The coalition is concerned that if the April decision stands, and SIP provisions become simply “goals,” not enforceable rules, other transportation districts around the nation may try to get out of their commitments to clean the air as well. This case could set a damaging precedent that would undermine the ability of the EPA to enforce the Clean Air Act.
In the petition filed yesterday, the coalition argues that in its April decision the court misinterpreted the law and asks that the case be considered “en banc.” If the petition is granted, a larger, eleven-member panel of circuit judges will reconsider the case.
MTC Claims Performance-Based Outcomes Unfair, Unenforceable
In 1982, the Metropolitan Transportation Commission adopted a measure to increase regional transit ridership 15 percent by 1987. This measure was adopted to help bring air pollution levels in the Bay Area into compliance with the federal Clean Air Act. The goal was to increase transit ridership and thus reduce auto pollution. Unfortunately, MTC never lived up to its obligation to fund the kind of transit improvements needed to meet this target.
Today, Bay Area transit ridership is at roughly 1982 levels despite a 30 percent increase in population. Compared to other regions, MTC has been largely ineffective in getting people onto transit and its public statements show an aversion to doing so.
MTC spokesman Randy Rentschler told the San Francisco Chronicle on April 7 of this year that MTC would never have promised to “control people’s behavior … like a totalitarian state.”
Coalition Seeks Enforcement of Clean Air Act
Environmental and public health groups call MTC’s reasoning a dodge meant to cover up lackluster performance.
“Other transit agencies around the country understand how to get more people on transit,” said Susan Britton, an attorney with Earthjustice. “When agencies make transit convenient, affordable, and reliable, ridership goes up. Even Los Angeles, a city known for its love of cars, is doing a good job these days. People want options to get out of the endless traffic jam the Bay Area has become.”
“MTC has been fighting this litigation and its responsibility to clean the air for years,” said David Schonbrunn, president of TRANSDEF, one of the groups in the coalition. “While MTC has been lobbying in Washington, DC, to weaken the enforceability of transportation control measures, ailing transit agencies across the Bay Area have continued to slash service and raise fares. It’s no wonder ridership has plummeted.”

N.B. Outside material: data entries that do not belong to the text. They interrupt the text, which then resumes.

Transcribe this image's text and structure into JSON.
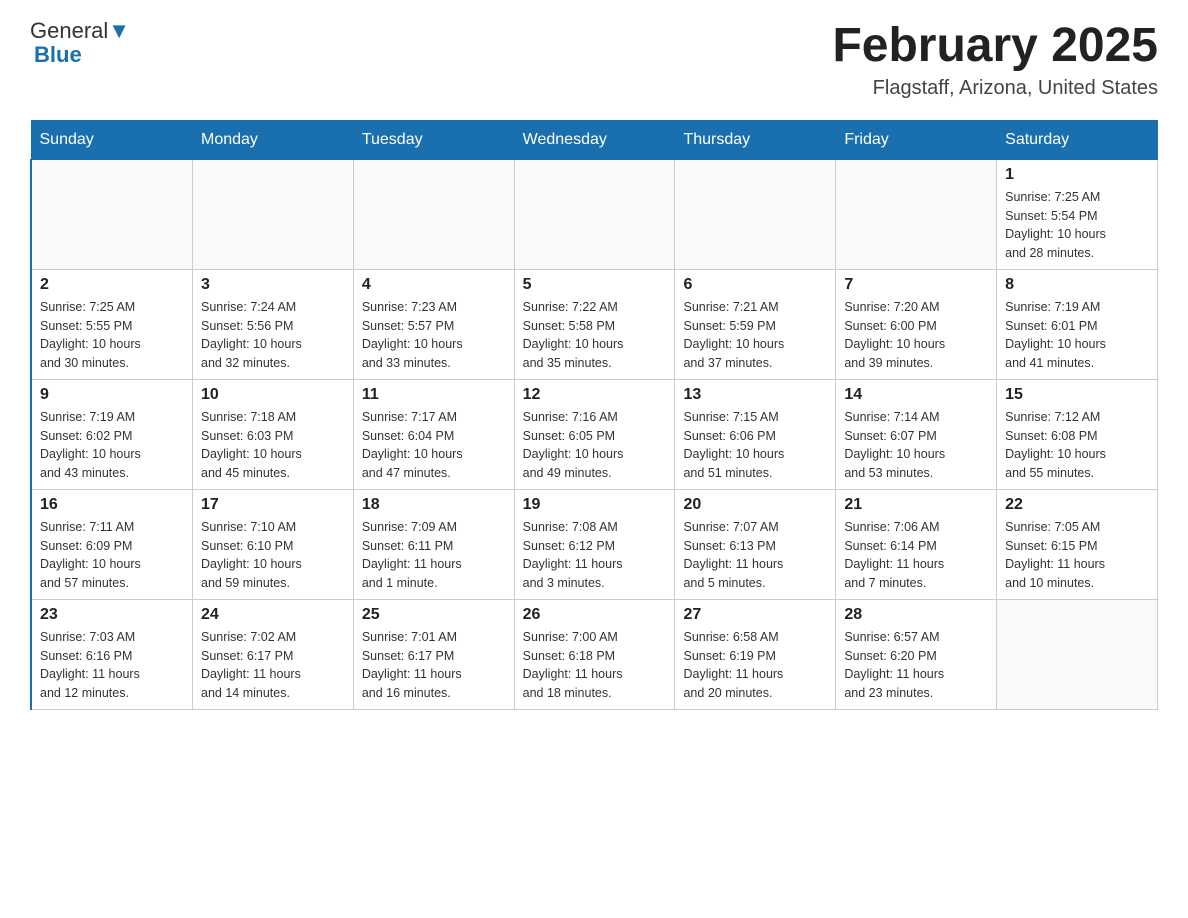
{
  "header": {
    "logo_general": "General",
    "logo_blue": "Blue",
    "month_year": "February 2025",
    "location": "Flagstaff, Arizona, United States"
  },
  "days_of_week": [
    "Sunday",
    "Monday",
    "Tuesday",
    "Wednesday",
    "Thursday",
    "Friday",
    "Saturday"
  ],
  "weeks": [
    [
      {
        "day": "",
        "info": ""
      },
      {
        "day": "",
        "info": ""
      },
      {
        "day": "",
        "info": ""
      },
      {
        "day": "",
        "info": ""
      },
      {
        "day": "",
        "info": ""
      },
      {
        "day": "",
        "info": ""
      },
      {
        "day": "1",
        "info": "Sunrise: 7:25 AM\nSunset: 5:54 PM\nDaylight: 10 hours\nand 28 minutes."
      }
    ],
    [
      {
        "day": "2",
        "info": "Sunrise: 7:25 AM\nSunset: 5:55 PM\nDaylight: 10 hours\nand 30 minutes."
      },
      {
        "day": "3",
        "info": "Sunrise: 7:24 AM\nSunset: 5:56 PM\nDaylight: 10 hours\nand 32 minutes."
      },
      {
        "day": "4",
        "info": "Sunrise: 7:23 AM\nSunset: 5:57 PM\nDaylight: 10 hours\nand 33 minutes."
      },
      {
        "day": "5",
        "info": "Sunrise: 7:22 AM\nSunset: 5:58 PM\nDaylight: 10 hours\nand 35 minutes."
      },
      {
        "day": "6",
        "info": "Sunrise: 7:21 AM\nSunset: 5:59 PM\nDaylight: 10 hours\nand 37 minutes."
      },
      {
        "day": "7",
        "info": "Sunrise: 7:20 AM\nSunset: 6:00 PM\nDaylight: 10 hours\nand 39 minutes."
      },
      {
        "day": "8",
        "info": "Sunrise: 7:19 AM\nSunset: 6:01 PM\nDaylight: 10 hours\nand 41 minutes."
      }
    ],
    [
      {
        "day": "9",
        "info": "Sunrise: 7:19 AM\nSunset: 6:02 PM\nDaylight: 10 hours\nand 43 minutes."
      },
      {
        "day": "10",
        "info": "Sunrise: 7:18 AM\nSunset: 6:03 PM\nDaylight: 10 hours\nand 45 minutes."
      },
      {
        "day": "11",
        "info": "Sunrise: 7:17 AM\nSunset: 6:04 PM\nDaylight: 10 hours\nand 47 minutes."
      },
      {
        "day": "12",
        "info": "Sunrise: 7:16 AM\nSunset: 6:05 PM\nDaylight: 10 hours\nand 49 minutes."
      },
      {
        "day": "13",
        "info": "Sunrise: 7:15 AM\nSunset: 6:06 PM\nDaylight: 10 hours\nand 51 minutes."
      },
      {
        "day": "14",
        "info": "Sunrise: 7:14 AM\nSunset: 6:07 PM\nDaylight: 10 hours\nand 53 minutes."
      },
      {
        "day": "15",
        "info": "Sunrise: 7:12 AM\nSunset: 6:08 PM\nDaylight: 10 hours\nand 55 minutes."
      }
    ],
    [
      {
        "day": "16",
        "info": "Sunrise: 7:11 AM\nSunset: 6:09 PM\nDaylight: 10 hours\nand 57 minutes."
      },
      {
        "day": "17",
        "info": "Sunrise: 7:10 AM\nSunset: 6:10 PM\nDaylight: 10 hours\nand 59 minutes."
      },
      {
        "day": "18",
        "info": "Sunrise: 7:09 AM\nSunset: 6:11 PM\nDaylight: 11 hours\nand 1 minute."
      },
      {
        "day": "19",
        "info": "Sunrise: 7:08 AM\nSunset: 6:12 PM\nDaylight: 11 hours\nand 3 minutes."
      },
      {
        "day": "20",
        "info": "Sunrise: 7:07 AM\nSunset: 6:13 PM\nDaylight: 11 hours\nand 5 minutes."
      },
      {
        "day": "21",
        "info": "Sunrise: 7:06 AM\nSunset: 6:14 PM\nDaylight: 11 hours\nand 7 minutes."
      },
      {
        "day": "22",
        "info": "Sunrise: 7:05 AM\nSunset: 6:15 PM\nDaylight: 11 hours\nand 10 minutes."
      }
    ],
    [
      {
        "day": "23",
        "info": "Sunrise: 7:03 AM\nSunset: 6:16 PM\nDaylight: 11 hours\nand 12 minutes."
      },
      {
        "day": "24",
        "info": "Sunrise: 7:02 AM\nSunset: 6:17 PM\nDaylight: 11 hours\nand 14 minutes."
      },
      {
        "day": "25",
        "info": "Sunrise: 7:01 AM\nSunset: 6:17 PM\nDaylight: 11 hours\nand 16 minutes."
      },
      {
        "day": "26",
        "info": "Sunrise: 7:00 AM\nSunset: 6:18 PM\nDaylight: 11 hours\nand 18 minutes."
      },
      {
        "day": "27",
        "info": "Sunrise: 6:58 AM\nSunset: 6:19 PM\nDaylight: 11 hours\nand 20 minutes."
      },
      {
        "day": "28",
        "info": "Sunrise: 6:57 AM\nSunset: 6:20 PM\nDaylight: 11 hours\nand 23 minutes."
      },
      {
        "day": "",
        "info": ""
      }
    ]
  ]
}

“Resources devoted to transportation by means other than the private automobile would reduce health risks from ozone as well as particulate matter,” said Raquel Donoso of Latino Issues Forum. “Resetting transportation priorities would also improve access to schools, jobs, and essential services for transit dependent communities and for those who choose not to drive.”

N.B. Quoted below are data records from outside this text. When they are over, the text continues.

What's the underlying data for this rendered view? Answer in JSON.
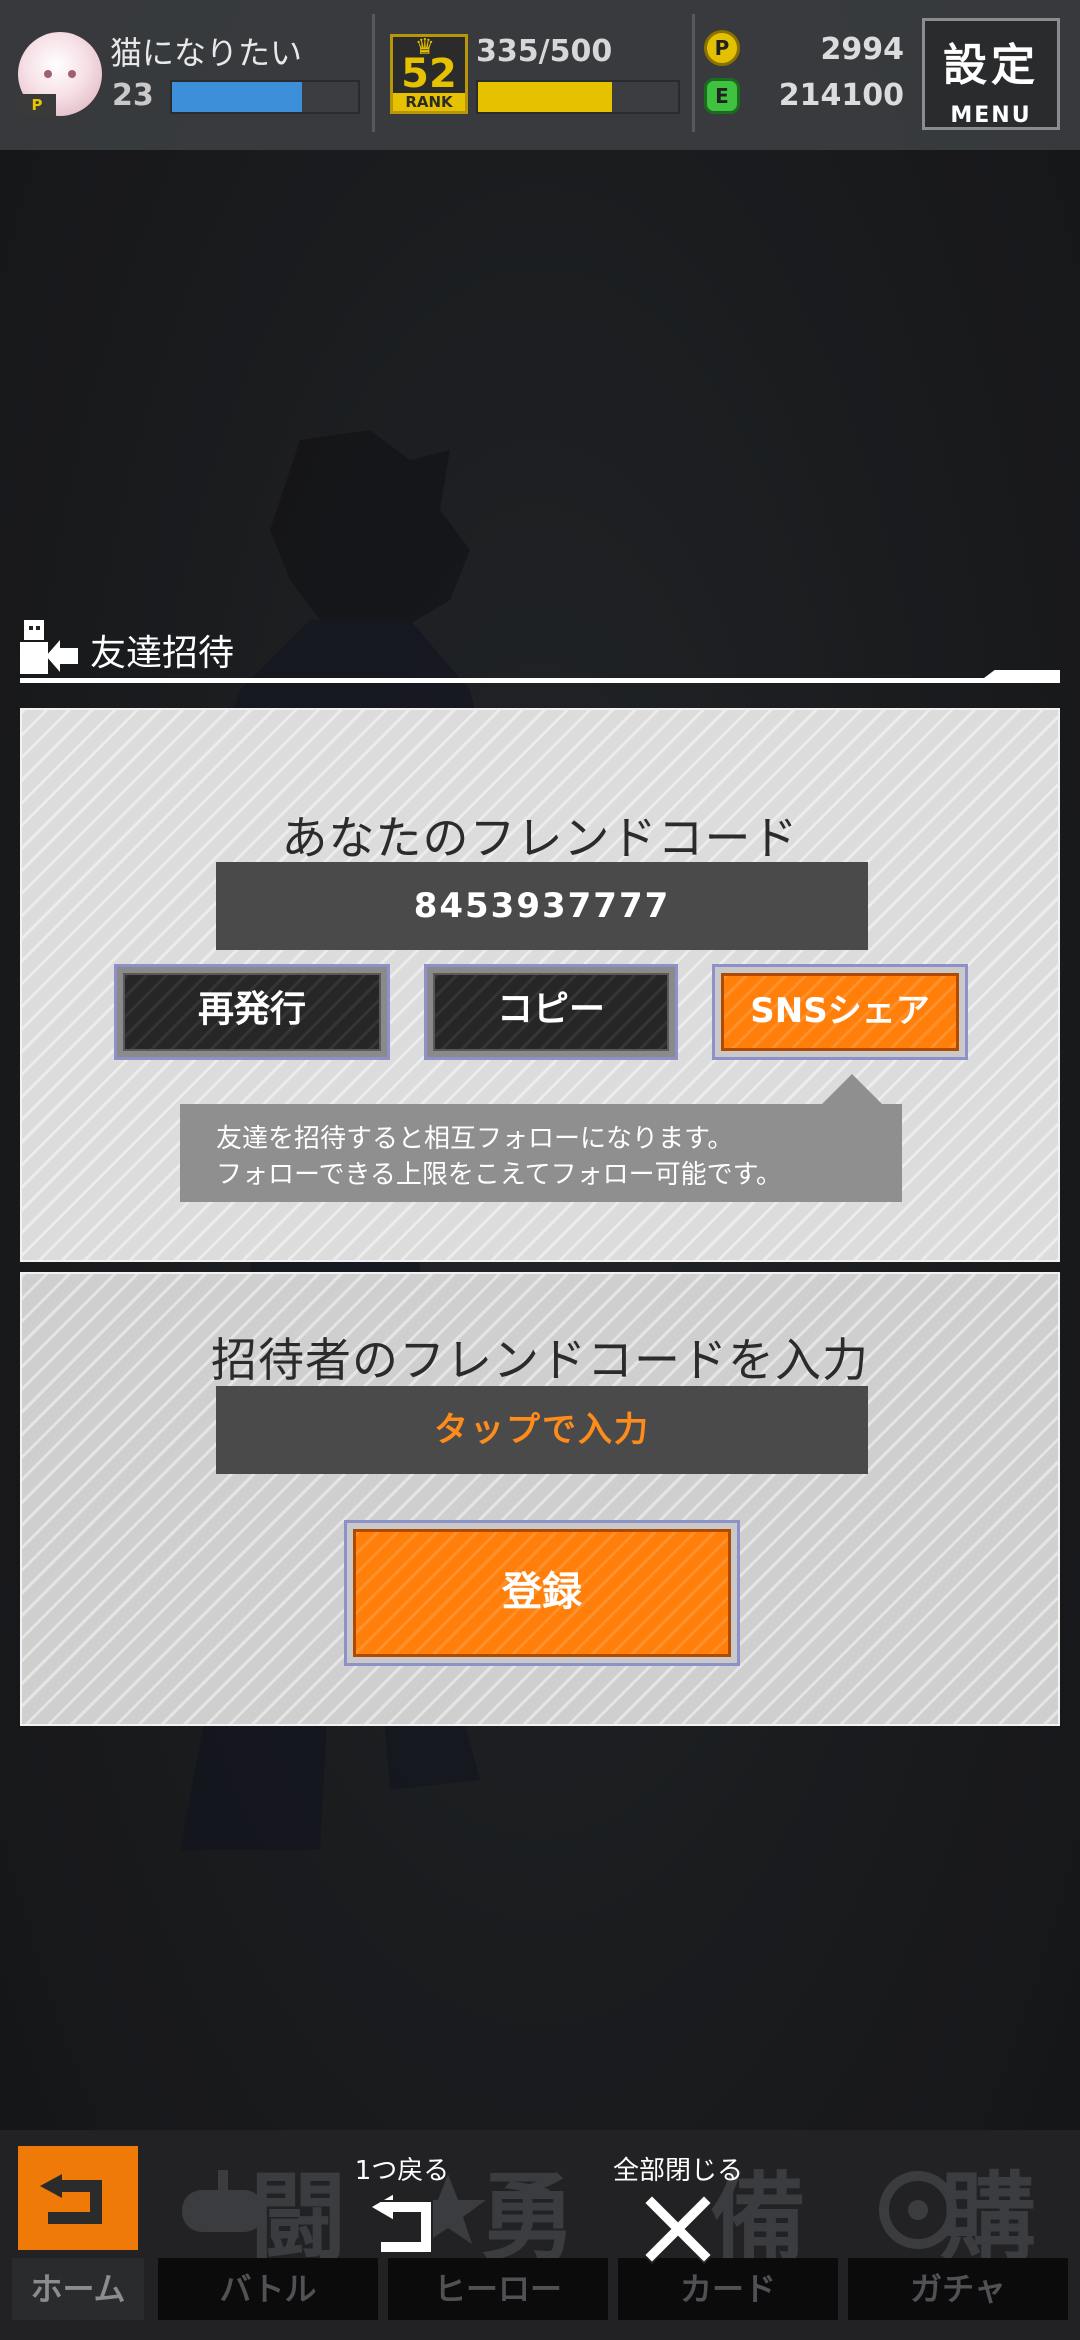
{
  "status_bar": {
    "player_name": "猫になりたい",
    "player_level": "23",
    "level_progress": 0.7,
    "rank_number": "52",
    "rank_label": "RANK",
    "rank_exp": "335/500",
    "rank_progress": 0.67,
    "gold_coins": "2994",
    "green_coins": "214100",
    "settings_label": "設定",
    "menu_label": "MENU"
  },
  "panel": {
    "title": "友達招待",
    "my_code_heading": "あなたのフレンドコード",
    "friend_code": "8453937777",
    "buttons": {
      "reissue": "再発行",
      "copy": "コピー",
      "sns_share": "SNSシェア"
    },
    "tooltip_line1": "友達を招待すると相互フォローになります。",
    "tooltip_line2": "フォローできる上限をこえてフォロー可能です。",
    "enter_code_heading": "招待者のフレンドコードを入力",
    "code_input_placeholder": "タップで入力",
    "register_button": "登録"
  },
  "bottom_nav": {
    "items": [
      {
        "label": "ホーム",
        "glyph": ""
      },
      {
        "label": "バトル",
        "glyph": "闘"
      },
      {
        "label": "ヒーロー",
        "glyph": "勇"
      },
      {
        "label": "カード",
        "glyph": "備"
      },
      {
        "label": "ガチャ",
        "glyph": "購"
      }
    ],
    "back_label": "1つ戻る",
    "close_all_label": "全部閉じる"
  },
  "colors": {
    "accent_orange": "#ff7f0a",
    "level_bar": "#3c8fd8",
    "rank_bar": "#e6c100"
  }
}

“Cars and trucks emit nearly two-thirds of all carbon monoxide pollution in the United States,” said Tiffany Schauer, executive director of Our Children’s Earth. “We need to get people out of their cars if we want to clean up the air. As long as ozone levels remain high, everyone’s health is at risk, especially our children’s.”
District Court Ruled in Favor of Clean Air in 2002
In July 2002, US District Court Judge Thelton Henderson ordered MTC to ensure that Bay Area regional transit operators increase regional ridership 15 percent above 1982 levels by no later than November 9, 2006. Judge Henderson found that MTC was required by law to achieve and maintain the 15 percent ridership increase and rejected MTC’s arguments that these were not enforceable measures. MTC appealed Judge Henderson’s decision to the Ninth Circuit Court of Appeals.
The plaintiff groups include: Bayview Hunter’s Point Community Advocates, Communities for a Better Environment, Our Children’s Earth Foundation, Sierra Club, Transportation Solutions Defense and Education Fund, Latino Issues Forum, and Urban Habitat. Earthjustice represents the groups.